The week drags on. I can barely remember what day it is. Every day feels like the last. I don’t leave the house. I don’t go to the store. I don’t see my students. This doesn’t feel real.
I spent most of Friday thinking that it’s Thursday. I suppose it doesn’t matter what day it is. Either way, it’s a good day. I wake up, and I go to meet a contractor at my site. The drive is eerie. The highway is rather empty. It’s not completely desolate; those stores which we’ve deemed essential remain open. Everything else seems frozen in time. I’m anxious as I drive. I’ve been home for so long. It’s weird to be out. The highway is filled with signs that caution drivers against non-essential driving. I silently wonder, “If I’m pulled over, will they consider this drive essential?” To me, it is.

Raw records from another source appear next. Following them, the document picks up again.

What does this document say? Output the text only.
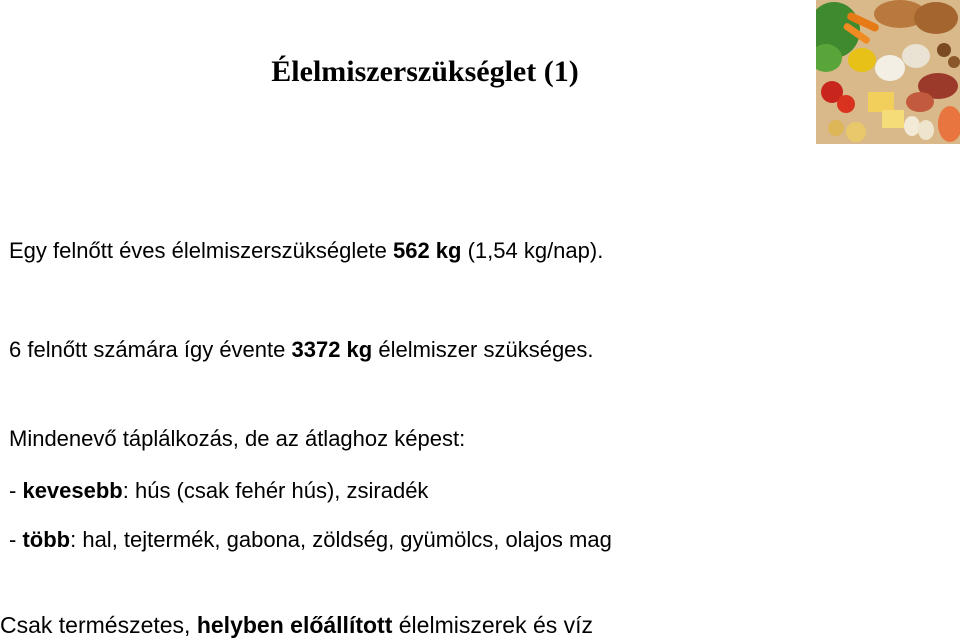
Élelmiszerszükséglet (1)
Egy felnőtt éves élelmiszerszükséglete 562 kg (1,54 kg/nap).
6 felnőtt számára így évente 3372 kg élelmiszer szükséges.
Mindenevő táplálkozás, de az átlaghoz képest:
- kevesebb: hús (csak fehér hús), zsiradék
- több: hal, tejtermék, gabona, zöldség, gyümölcs, olajos mag
Csak természetes, helyben előállított élelmiszerek és víz
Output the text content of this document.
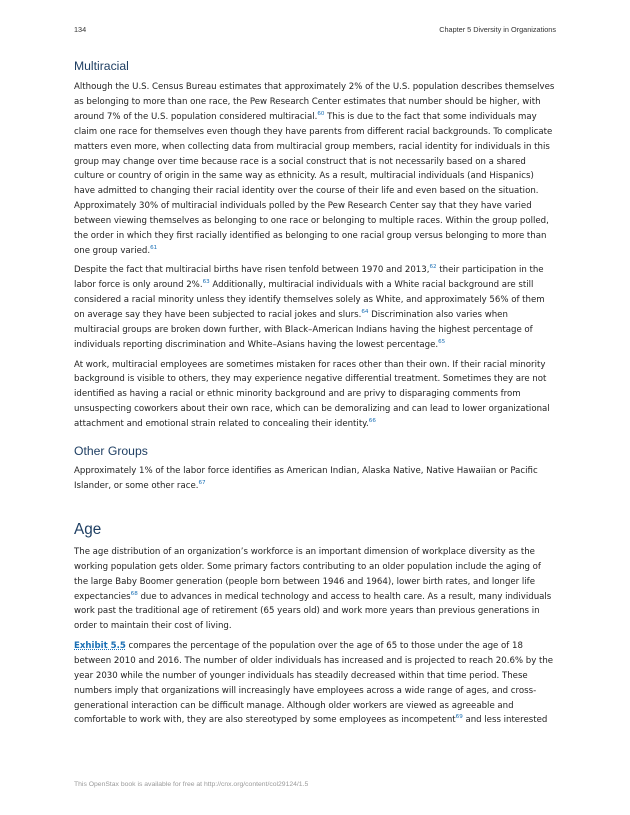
134	Chapter 5 Diversity in Organizations
Multiracial

Although the U.S. Census Bureau estimates that approximately 2% of the U.S. population describes themselves as belonging to more than one race, the Pew Research Center estimates that number should be higher, with around 7% of the U.S. population considered multiracial.$^{60}$ This is due to the fact that some individuals may claim one race for themselves even though they have parents from different racial backgrounds. To complicate matters even more, when collecting data from multiracial group members, racial identity for individuals in this group may change over time because race is a social construct that is not necessarily based on a shared culture or country of origin in the same way as ethnicity. As a result, multiracial individuals (and Hispanics) have admitted to changing their racial identity over the course of their life and even based on the situation. Approximately 30% of multiracial individuals polled by the Pew Research Center say that they have varied between viewing themselves as belonging to one race or belonging to multiple races. Within the group polled, the order in which they first racially identified as belonging to one racial group versus belonging to more than one group varied.$^{61}$

Despite the fact that multiracial births have risen tenfold between 1970 and 2013,62 their participation in the labor force is only around 2%.$^{63}$ Additionally, multiracial individuals with a White racial background are still considered a racial minority unless they identify themselves solely as White, and approximately 56% of them on average say they have been subjected to racial jokes and slurs.$^{64}$ Discrimination also varies when multiracial groups are broken down further, with Black–American Indians having the highest percentage of individuals reporting discrimination and White–Asians having the lowest percentage.$^{65}$

At work, multiracial employees are sometimes mistaken for races other than their own. If their racial minority background is visible to others, they may experience negative differential treatment. Sometimes they are not identified as having a racial or ethnic minority background and are privy to disparaging comments from unsuspecting coworkers about their own race, which can be demoralizing and can lead to lower organizational attachment and emotional strain related to concealing their identity.$^{66}$

Other Groups

Approximately 1% of the labor force identifies as American Indian, Alaska Native, Native Hawaiian or Pacific Islander, or some other race.$^{67}$

Age

The age distribution of an organization’s workforce is an important dimension of workplace diversity as the working population gets older. Some primary factors contributing to an older population include the aging of the large Baby Boomer generation (people born between 1946 and 1964), lower birth rates, and longer life expectancies$^{68}$ due to advances in medical technology and access to health care. As a result, many individuals work past the traditional age of retirement (65 years old) and work more years than previous generations in order to maintain their cost of living.

Exhibit 5.5 compares the percentage of the population over the age of 65 to those under the age of 18 between 2010 and 2016. The number of older individuals has increased and is projected to reach 20.6% by the year 2030 while the number of younger individuals has steadily decreased within that time period. These numbers imply that organizations will increasingly have employees across a wide range of ages, and cross-generational interaction can be difficult manage. Although older workers are viewed as agreeable and comfortable to work with, they are also stereotyped by some employees as incompetent$^{69}$ and less interested

This OpenStax book is available for free at http://cnx.org/content/col29124/1.5
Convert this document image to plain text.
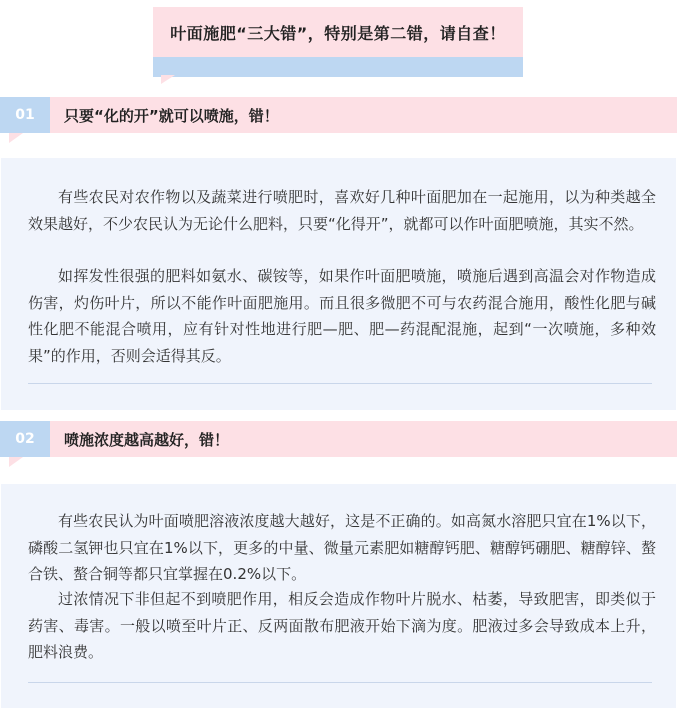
叶面施肥“三大错”，特别是第二错，请自查！
01	只要“化的开”就可以喷施，错！

有些农民对农作物以及蔬菜进行喷肥时，喜欢好几种叶面肥加在一起施用，以为种类越全效果越好，不少农民认为无论什么肥料，只要“化得开”，就都可以作叶面肥喷施，其实不然。

如挥发性很强的肥料如氨水、碳铵等，如果作叶面肥喷施，喷施后遇到高温会对作物造成伤害，灼伤叶片，所以不能作叶面肥施用。而且很多微肥不可与农药混合施用，酸性化肥与碱性化肥不能混合喷用，应有针对性地进行肥—肥、肥—药混配混施，起到“一次喷施，多种效果”的作用，否则会适得其反。

02	喷施浓度越高越好，错！

有些农民认为叶面喷肥溶液浓度越大越好，这是不正确的。如高氮水溶肥只宜在1%以下，磷酸二氢钾也只宜在1%以下，更多的中量、微量元素肥如糖醇钙肥、糖醇钙硼肥、糖醇锌、螯合铁、螯合铜等都只宜掌握在0.2%以下。

过浓情况下非但起不到喷肥作用，相反会造成作物叶片脱水、枯萎，导致肥害，即类似于药害、毒害。一般以喷至叶片正、反两面散布肥液开始下滴为度。肥液过多会导致成本上升，肥料浪费。
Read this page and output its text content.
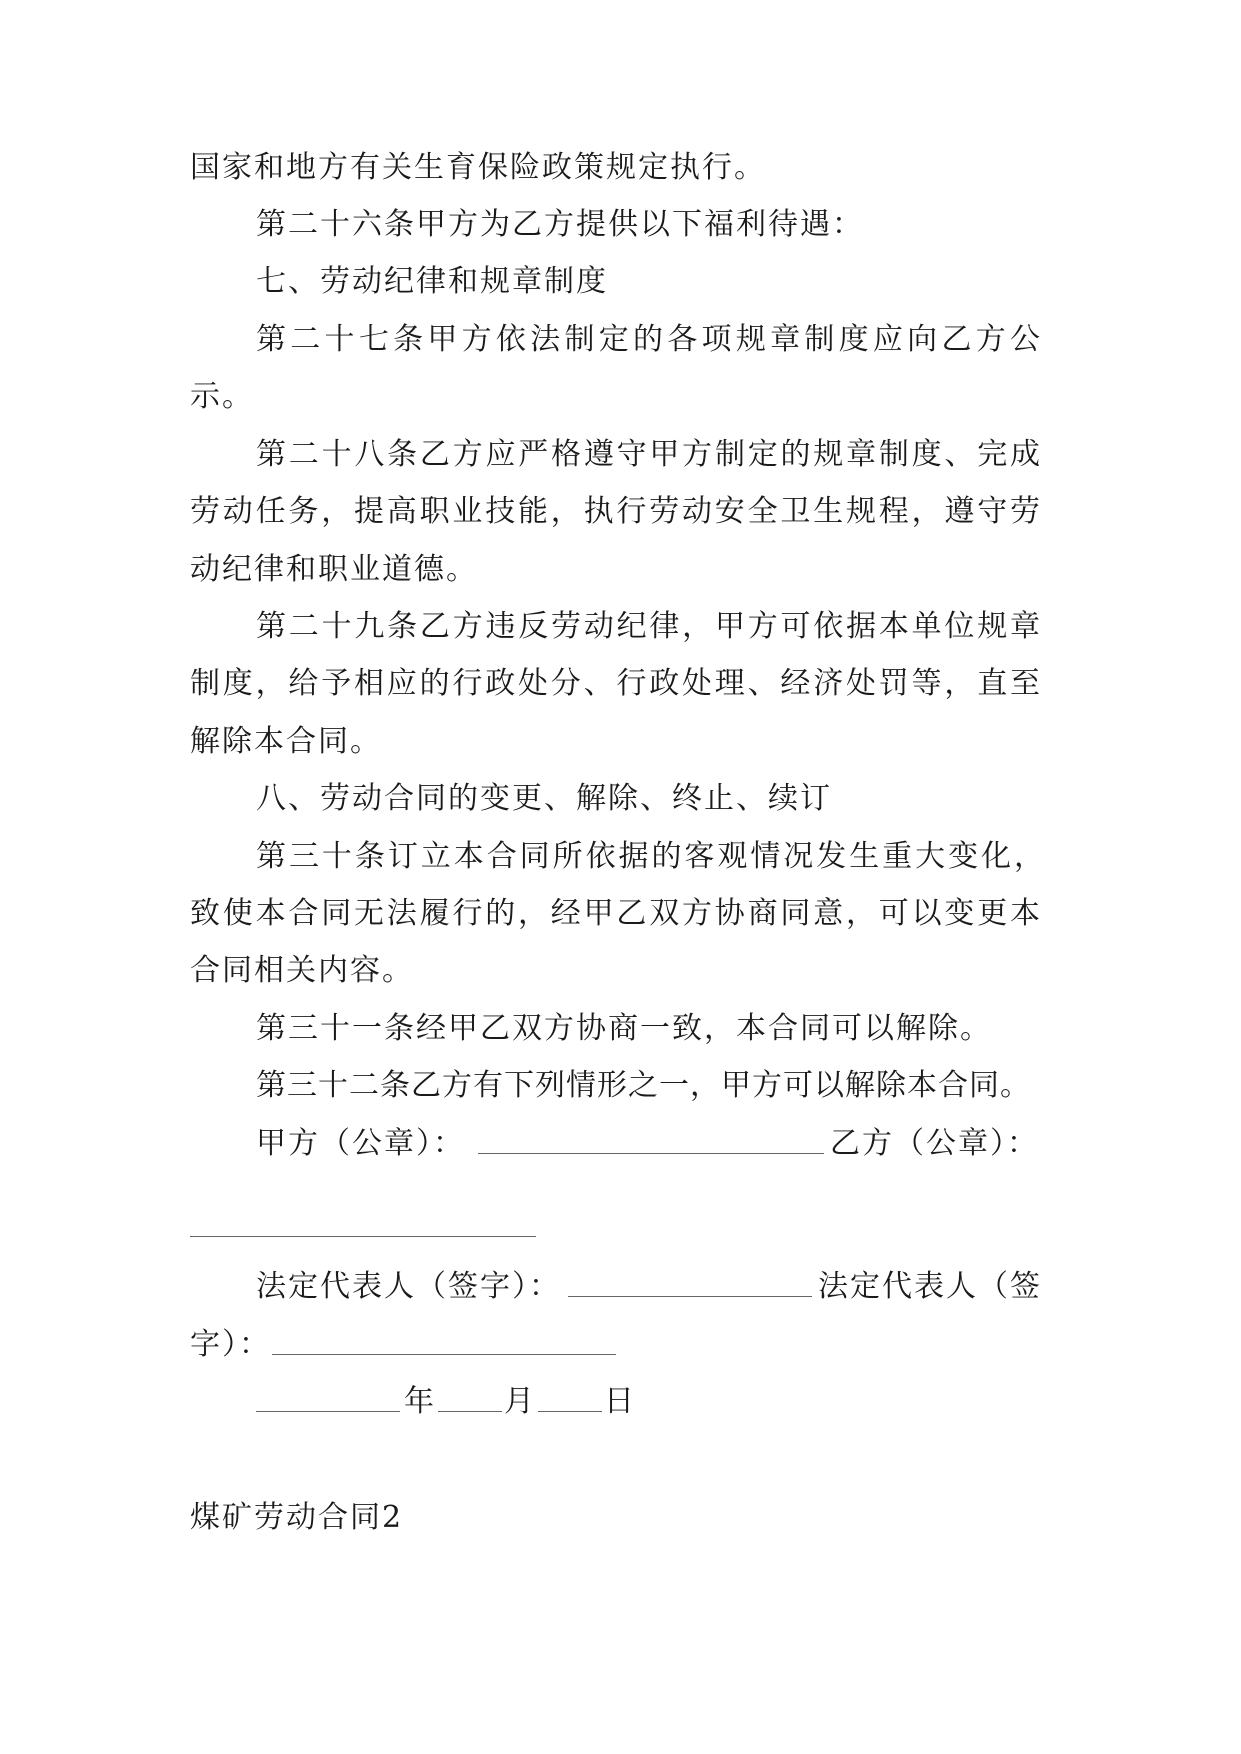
国家和地方有关生育保险政策规定执行。
第二十六条甲方为乙方提供以下福利待遇：
七、劳动纪律和规章制度
第二十七条甲方依法制定的各项规章制度应向乙方公
示。
第二十八条乙方应严格遵守甲方制定的规章制度、完成
劳动任务，提高职业技能，执行劳动安全卫生规程，遵守劳
动纪律和职业道德。
第二十九条乙方违反劳动纪律，甲方可依据本单位规章
制度，给予相应的行政处分、行政处理、经济处罚等，直至
解除本合同。
八、劳动合同的变更、解除、终止、续订
第三十条订立本合同所依据的客观情况发生重大变化，
致使本合同无法履行的，经甲乙双方协商同意，可以变更本
合同相关内容。
第三十一条经甲乙双方协商一致，本合同可以解除。
第三十二条乙方有下列情形之一，甲方可以解除本合同。
甲方（公章）：	乙方（公章）：
法定代表人（签字）：	法定代表人（签
字）：
年 月 日
煤矿劳动合同2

Shortly after I arrive, a county utility vehicle pulls up. Are they coming to take my dear dead deer friends away? Yes, yes they are! What a coincidence! I haven’t been here in over a week. I point out the second deer in the ditch. He takes them both away. I’m left with a pile of fur, but I’m sure it’ll blow away and degrade over time. My dear dead deer friends are gone.
Al Sodano, from Sodano Construction, meets me at the school. He gives me a proposal, and it’s perfect. He leaves, and I spend some time carefully reviewing the contract. It’s perfect. It’s detailed, it includes everything it should, and he guarantees that he’ll finish construction within 12 weeks of starting the project. He’ll put the permit applications in right away. It doesn’t take me long to decide. This contract is everything I needed it to be, and I’ve been referred to him by at least 6 different people. He hasn’t been gone long. I write a check, and I head to his office. I drop off a check, a signed contract, and signed and sealed plans. I have a contractor!
It’s been a crazy week, but I’m glad it’s ended on a positive note. I have a contractor. My permit application has been submitted. The town is still inspecting vacant commercial properties. My dear dead deer friends are gone. All things considered; I’m doing pretty good.